Tout cela pour dire qu'il n'y avait pas de plan. On peut aujourd'hui interpréter les mauvais calculs de ceux qui ont soutenu Al-Nosra comme le Qatar et l'Arabie Saoudite qui faisaient cela pour affaiblir l'Iran. Aujourd'hui ce dernier est en position de force, mais il reste à savoir ce qu'ils vont en faire. Leur présence est acceptée, mais en Irak, beaucoup d'Irakiens n'acceptent déjà plus la forte présence iraniennes. Il en ira de même en Syrie. Ils ne peuvent pas rester sur place indéfiniment : l'Etat cependant est détruit sur place, et il y a un besoin absolu d'alliés. Mais la présence explicite en Syrie n'est pas confortable pour les Iraniens. Cela donne du blé à Israël pour régulièrement intervenir et les pénaliser. Il doit y avoir, à mon avis, une discussion à l'intérieur de l'Etat iranien, comme d'habitude. Le maintien des bases les découvrent plus que ne les protègent. Ils savent qu'on utilisera la menace qu'ils représentent contre eux.
En revanche, les Pasdarans qui se sont battus en Syrie peuvent vouloir des gages. Mais cela passe par la future composition politique en Syrie, pas par une confrontation directe avec Israël. Sur ce point, oui, il peut y avoir un affrontement en Syrie, mais qui ne comporte pas que les voisins mais avant tout les différentes communautés qui vivent sur place. Mais pas militairement nécessairement.
L'Iran n'établit donc pas de bases pour attaquer Israël, c'est faux. Elle s'assurent du futur de la composition de la Syrie future.

Mais le contexte actuel, s'il reste aussi tendu, est aussi propice à un dérapage. Et dans la configuration actuelle, cela pourrait entrainer une nouvelle escalade de violence importante...

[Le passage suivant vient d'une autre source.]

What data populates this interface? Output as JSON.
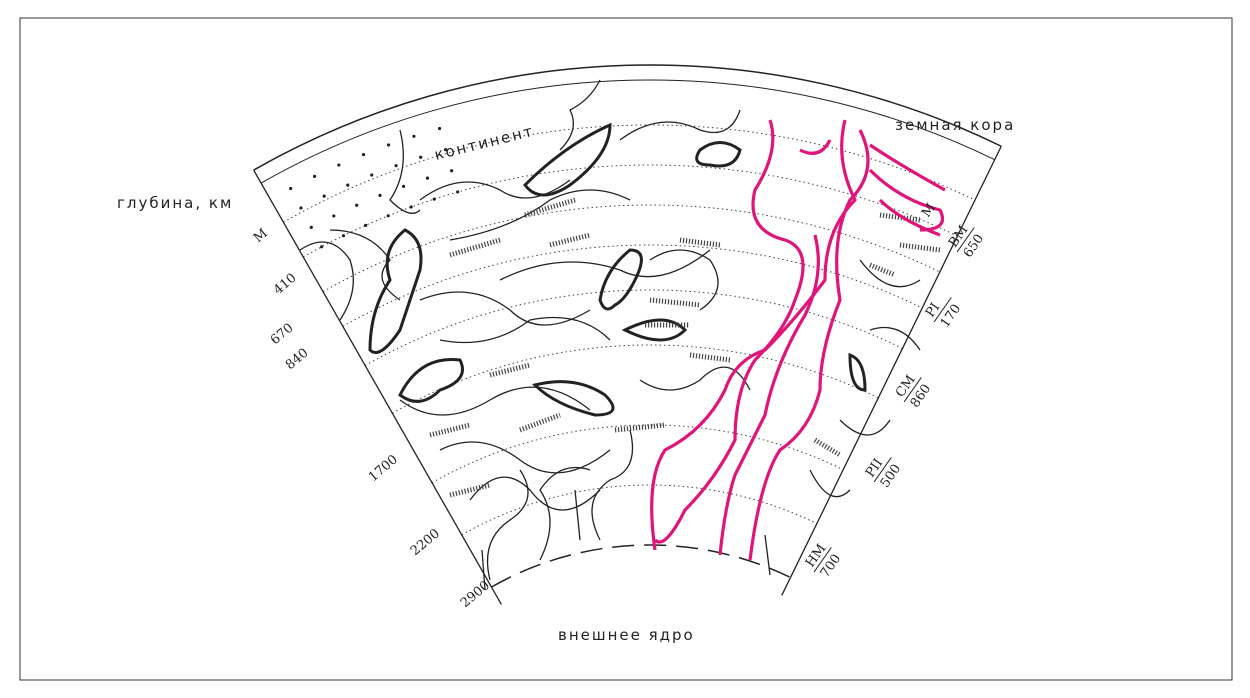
{
  "labels": {
    "continent": "континент",
    "crust": "земная кора",
    "depth_axis": "глубина, км",
    "outer_core": "внешнее ядро"
  },
  "depths": [
    "М",
    "410",
    "670",
    "840",
    "1700",
    "2200",
    "2900"
  ],
  "layers": [
    {
      "name": "М"
    },
    {
      "name": "ВМ",
      "value": "650"
    },
    {
      "name": "PI",
      "value": "170"
    },
    {
      "name": "СМ",
      "value": "860"
    },
    {
      "name": "PII",
      "value": "500"
    },
    {
      "name": "НМ",
      "value": "700"
    }
  ]
}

Je ne suis pas spécialiste militaire, mais à partir où vous avez dans une zone réduite plusieurs armées ennemies qui se côtoient avec des conflits préexistants, oui, il y a des risques. On le voit avec les Kurdes et les Turcs.

Qu'est-ce qui empêche dès lors de voir ce qui arrive au nord du pays entre les Turcs et les Kurdes d'arriver au Sud entre le Hezbollah et les Israéliens ?

En effet, d'où l'importance des négociations. Ce qui est le plus à craindre c'est un dérapage parce que les adversaires sont à couteaux tirés et ne se parlent pas. Nous sommes dans une « zone dangereuse » où le faux-pas peut avoir des conséquences désastreuses c'est vrai. C'est peut-être aussi le signal envoyé par les déclarations « guerrières » des deux camps.